Another issue is you have to use Canon software at this time to extract the Roll to get to the CR3 files you want, hopefully, eventually you will be able to use other software editors to do that. Once again more steps to get to your CR3 file.
On a scale of 1-10 a 5 for user friendly. The best thing I could see it for is, when your waiting for a bird to fly from a perch, you will get that series of shots, so long as you keep that shutter 1/2 down prior to releasing shutter .
I agree with your assessment. Perched birds taking off is a great use case. Or perhaps a heron about to lunge on a pray, etc. Anything where you are waiting for action to take place, but you don't know when it will happen exactly and you can't just start a burst early because you might fill up the buffer before the action takes place. Another example could be a baseball batter where you can have focus on the batter and wait for the swing to press the button.

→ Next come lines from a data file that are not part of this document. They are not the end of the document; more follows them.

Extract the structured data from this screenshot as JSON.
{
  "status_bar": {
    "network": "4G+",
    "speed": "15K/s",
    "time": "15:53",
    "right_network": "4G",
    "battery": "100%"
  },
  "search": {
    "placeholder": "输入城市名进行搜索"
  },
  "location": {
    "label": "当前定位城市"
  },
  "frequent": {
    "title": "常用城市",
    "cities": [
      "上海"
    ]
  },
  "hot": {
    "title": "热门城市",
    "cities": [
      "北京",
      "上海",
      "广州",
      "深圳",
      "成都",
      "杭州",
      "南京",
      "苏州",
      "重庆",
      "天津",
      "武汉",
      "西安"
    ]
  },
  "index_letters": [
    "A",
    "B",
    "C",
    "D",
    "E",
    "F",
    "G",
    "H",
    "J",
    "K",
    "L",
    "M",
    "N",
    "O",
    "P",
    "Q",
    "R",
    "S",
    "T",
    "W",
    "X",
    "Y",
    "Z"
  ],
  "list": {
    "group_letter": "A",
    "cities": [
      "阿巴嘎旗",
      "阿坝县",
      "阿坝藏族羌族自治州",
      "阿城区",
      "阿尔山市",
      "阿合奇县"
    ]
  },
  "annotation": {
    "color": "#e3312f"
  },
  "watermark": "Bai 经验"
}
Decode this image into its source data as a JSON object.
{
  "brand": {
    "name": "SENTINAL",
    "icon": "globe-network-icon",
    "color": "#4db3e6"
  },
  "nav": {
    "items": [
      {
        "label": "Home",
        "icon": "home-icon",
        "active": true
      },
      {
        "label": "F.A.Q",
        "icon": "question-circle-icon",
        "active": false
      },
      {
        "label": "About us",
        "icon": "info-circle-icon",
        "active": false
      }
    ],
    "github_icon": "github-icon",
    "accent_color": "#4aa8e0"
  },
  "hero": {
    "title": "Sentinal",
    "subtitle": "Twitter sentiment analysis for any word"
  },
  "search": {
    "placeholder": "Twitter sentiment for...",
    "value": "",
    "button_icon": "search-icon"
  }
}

A couple of notes on usability.
1. In DPP I didn't find an easy way to extract all the frames you are interested in from a sequence. You can set a begin frame and end frame and then trim off the rest to generate a reduced sequence so you don't have to store the irrelevant frames before and after the action you are interested in. However, there was no way to automatically extract all the images in the sequence into individual .CR3 files. You have to manually do it one by one. A bit painful. I also hope once other software packages start supporting this it will be more user friendly.
2. The camera seems to be constantly writing to the card while you half-press the shutter button. This can potentially chew up your SD card's endurance and/or put its indirection system into a poor state for the rest of the shoot. I haven't heard anything about this anywhere, but something I worry about.